## 2009年12月24日 星期四

### Elementary number theory

Someone say that 167588402882520529579353108764873470755823697 is the smallest positive integer k such that all digit of 1989k are the same.

Do you agree?

#### 1 則留言:

Pop 提到...

1989k = 9*13*17*k =r(111...1), where r between 1-9

Numbers divisible by 13
alternating sum of three-digit, if it is divisible by 13, then the number is divisible by 13.

so 111,111 is divisible by 13 as (111)-(111)=0

Numbers divisible by 17
alternating sums of 8-digit groups!

so 1...16-digit...1 is divisible by 17.

so 1....48-digit...1 is the smallest integer of this form which can be divisible by both 13 and 17.

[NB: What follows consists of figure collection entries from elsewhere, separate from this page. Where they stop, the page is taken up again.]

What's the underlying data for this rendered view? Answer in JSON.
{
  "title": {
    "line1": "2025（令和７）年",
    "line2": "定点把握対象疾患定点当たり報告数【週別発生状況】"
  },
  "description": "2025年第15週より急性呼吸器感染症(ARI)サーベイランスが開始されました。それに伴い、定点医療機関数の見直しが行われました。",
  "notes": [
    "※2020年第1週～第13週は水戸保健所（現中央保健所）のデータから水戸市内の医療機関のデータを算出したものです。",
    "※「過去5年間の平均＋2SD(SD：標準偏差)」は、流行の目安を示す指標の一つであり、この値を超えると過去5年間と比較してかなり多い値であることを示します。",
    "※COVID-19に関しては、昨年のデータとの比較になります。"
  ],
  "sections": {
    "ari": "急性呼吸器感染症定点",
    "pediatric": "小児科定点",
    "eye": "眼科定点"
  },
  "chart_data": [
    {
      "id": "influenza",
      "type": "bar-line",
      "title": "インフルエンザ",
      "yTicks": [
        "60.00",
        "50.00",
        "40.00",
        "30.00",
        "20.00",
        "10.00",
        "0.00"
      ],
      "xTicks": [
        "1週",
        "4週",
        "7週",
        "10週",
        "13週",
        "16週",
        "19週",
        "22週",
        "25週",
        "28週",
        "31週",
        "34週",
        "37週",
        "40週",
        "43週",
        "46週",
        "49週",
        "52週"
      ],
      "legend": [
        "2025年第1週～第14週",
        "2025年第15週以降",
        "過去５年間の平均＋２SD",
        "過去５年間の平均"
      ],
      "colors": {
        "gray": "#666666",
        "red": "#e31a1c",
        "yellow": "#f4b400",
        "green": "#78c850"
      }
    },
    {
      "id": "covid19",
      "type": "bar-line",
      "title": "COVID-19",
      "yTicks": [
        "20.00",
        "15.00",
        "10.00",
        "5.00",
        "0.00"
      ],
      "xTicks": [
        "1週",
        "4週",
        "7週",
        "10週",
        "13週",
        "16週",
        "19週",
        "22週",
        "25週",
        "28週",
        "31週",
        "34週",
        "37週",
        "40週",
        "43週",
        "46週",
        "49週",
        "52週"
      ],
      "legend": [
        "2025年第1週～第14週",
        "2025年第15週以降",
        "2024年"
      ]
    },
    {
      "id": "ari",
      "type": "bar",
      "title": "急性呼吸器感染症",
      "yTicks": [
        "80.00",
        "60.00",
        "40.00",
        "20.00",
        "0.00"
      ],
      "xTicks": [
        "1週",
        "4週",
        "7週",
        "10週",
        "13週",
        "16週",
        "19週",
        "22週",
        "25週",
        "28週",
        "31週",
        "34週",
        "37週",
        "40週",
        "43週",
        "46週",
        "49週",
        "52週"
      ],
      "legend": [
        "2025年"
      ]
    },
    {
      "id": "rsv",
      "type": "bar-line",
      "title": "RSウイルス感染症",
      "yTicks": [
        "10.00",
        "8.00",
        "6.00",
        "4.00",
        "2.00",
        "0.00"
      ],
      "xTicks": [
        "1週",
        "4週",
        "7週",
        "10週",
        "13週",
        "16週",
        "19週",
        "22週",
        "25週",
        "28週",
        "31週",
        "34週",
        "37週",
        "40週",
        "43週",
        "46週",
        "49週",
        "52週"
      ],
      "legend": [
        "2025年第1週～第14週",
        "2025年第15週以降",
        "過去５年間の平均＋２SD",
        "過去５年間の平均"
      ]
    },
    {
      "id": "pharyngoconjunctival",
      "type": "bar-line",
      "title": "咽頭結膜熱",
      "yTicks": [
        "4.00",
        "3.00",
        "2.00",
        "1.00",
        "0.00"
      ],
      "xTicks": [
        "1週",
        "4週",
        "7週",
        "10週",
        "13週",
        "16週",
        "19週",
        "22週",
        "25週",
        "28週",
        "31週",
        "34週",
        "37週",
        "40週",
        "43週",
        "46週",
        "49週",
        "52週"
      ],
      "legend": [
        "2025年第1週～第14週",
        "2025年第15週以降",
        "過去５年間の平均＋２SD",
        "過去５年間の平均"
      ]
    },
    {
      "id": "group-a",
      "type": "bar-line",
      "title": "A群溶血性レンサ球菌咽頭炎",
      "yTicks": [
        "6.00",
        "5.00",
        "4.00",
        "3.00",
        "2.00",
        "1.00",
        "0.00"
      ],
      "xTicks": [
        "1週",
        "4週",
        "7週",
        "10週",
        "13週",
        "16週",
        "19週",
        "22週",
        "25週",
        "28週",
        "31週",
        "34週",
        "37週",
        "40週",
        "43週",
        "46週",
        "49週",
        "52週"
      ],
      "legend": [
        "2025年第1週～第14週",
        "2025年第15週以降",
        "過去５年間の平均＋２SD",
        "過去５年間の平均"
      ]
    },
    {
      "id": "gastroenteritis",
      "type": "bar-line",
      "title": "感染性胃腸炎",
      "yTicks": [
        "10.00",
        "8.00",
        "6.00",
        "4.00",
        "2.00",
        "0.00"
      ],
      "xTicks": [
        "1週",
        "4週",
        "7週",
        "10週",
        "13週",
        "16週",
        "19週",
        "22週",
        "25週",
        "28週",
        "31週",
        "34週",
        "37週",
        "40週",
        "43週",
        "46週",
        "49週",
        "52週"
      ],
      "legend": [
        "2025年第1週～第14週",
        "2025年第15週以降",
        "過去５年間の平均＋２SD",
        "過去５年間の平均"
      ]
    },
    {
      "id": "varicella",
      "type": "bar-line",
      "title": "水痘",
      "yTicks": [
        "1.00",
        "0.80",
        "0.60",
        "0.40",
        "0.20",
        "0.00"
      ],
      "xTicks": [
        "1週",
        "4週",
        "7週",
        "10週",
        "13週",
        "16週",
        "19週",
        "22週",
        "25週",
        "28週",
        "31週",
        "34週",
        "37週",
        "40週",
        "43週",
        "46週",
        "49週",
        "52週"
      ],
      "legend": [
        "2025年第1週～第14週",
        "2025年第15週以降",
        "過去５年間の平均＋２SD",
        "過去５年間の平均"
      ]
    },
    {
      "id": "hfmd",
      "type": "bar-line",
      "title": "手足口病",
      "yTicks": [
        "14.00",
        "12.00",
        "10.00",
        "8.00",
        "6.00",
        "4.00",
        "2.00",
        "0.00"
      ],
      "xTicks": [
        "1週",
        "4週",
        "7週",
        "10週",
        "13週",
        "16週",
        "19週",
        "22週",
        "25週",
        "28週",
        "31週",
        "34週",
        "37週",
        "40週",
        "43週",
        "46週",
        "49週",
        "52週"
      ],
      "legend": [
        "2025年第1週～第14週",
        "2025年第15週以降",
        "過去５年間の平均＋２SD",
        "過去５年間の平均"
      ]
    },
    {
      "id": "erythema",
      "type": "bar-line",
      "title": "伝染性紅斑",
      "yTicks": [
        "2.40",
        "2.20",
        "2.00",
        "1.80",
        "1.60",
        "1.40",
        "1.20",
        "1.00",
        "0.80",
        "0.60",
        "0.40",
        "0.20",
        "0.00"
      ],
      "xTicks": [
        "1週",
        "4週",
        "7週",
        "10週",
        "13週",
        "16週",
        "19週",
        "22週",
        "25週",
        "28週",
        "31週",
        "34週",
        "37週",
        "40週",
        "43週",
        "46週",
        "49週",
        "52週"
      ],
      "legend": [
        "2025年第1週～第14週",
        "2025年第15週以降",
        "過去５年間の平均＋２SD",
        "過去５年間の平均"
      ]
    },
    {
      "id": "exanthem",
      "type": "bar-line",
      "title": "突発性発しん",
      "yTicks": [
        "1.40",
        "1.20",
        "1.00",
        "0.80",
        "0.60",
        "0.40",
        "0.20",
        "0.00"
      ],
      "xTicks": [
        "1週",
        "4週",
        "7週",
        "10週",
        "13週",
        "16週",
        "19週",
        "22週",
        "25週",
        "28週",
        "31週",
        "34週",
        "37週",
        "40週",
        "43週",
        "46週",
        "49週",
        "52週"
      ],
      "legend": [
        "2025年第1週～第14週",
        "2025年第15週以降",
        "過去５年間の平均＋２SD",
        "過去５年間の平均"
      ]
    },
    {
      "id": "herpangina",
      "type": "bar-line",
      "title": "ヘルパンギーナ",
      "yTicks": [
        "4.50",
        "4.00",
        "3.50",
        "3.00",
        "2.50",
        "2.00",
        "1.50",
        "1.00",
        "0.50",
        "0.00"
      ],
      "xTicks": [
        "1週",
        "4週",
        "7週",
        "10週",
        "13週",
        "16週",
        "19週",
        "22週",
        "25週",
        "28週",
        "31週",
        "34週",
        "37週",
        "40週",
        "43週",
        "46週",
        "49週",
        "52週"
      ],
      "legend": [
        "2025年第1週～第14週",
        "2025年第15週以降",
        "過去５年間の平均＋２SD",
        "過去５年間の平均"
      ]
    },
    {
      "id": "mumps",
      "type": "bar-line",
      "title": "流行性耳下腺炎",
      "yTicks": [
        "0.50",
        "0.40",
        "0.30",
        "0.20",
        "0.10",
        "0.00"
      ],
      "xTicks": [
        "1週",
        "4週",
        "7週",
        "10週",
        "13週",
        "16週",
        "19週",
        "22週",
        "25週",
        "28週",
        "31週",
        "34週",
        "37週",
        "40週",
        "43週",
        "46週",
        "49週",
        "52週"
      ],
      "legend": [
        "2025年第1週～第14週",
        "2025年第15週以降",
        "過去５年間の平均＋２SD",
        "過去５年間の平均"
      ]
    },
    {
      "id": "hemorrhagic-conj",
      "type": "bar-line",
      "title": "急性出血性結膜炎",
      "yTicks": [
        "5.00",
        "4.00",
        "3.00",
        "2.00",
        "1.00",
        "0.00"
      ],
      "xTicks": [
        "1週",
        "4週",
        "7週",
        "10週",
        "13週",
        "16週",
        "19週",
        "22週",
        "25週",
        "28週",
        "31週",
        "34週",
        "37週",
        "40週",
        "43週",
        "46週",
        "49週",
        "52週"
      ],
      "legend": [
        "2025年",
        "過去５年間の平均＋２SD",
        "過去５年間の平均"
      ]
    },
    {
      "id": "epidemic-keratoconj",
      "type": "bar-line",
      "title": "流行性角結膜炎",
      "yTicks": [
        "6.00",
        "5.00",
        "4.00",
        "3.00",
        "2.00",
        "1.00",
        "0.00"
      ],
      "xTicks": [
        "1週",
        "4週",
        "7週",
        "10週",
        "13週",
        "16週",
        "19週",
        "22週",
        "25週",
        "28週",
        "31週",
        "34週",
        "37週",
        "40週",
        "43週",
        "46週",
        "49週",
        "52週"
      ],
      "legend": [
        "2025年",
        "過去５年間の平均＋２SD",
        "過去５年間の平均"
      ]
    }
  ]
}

and so the smallest positive integer k s.t. all digit of 1989k are the same = 9*13*17*k = (r...48 digit...r)

if r=1, 48 != 0 mod 9, so not the answer.
if r=2, 96 !=0 mod 9, so not the answer.
if r=3, 144 = 0 mod 9, 3...48digit...3 is the required answer!

the given k = 167588402882520529579353108764873470755823697 have 45 digits,
16758
8402882520
5295793531
0876487347
0755823697

so this k times 1989 will have 48 digits.

If the question guarantee this k times 1989 would produces a number with all digit are the same, then i can 100% agree.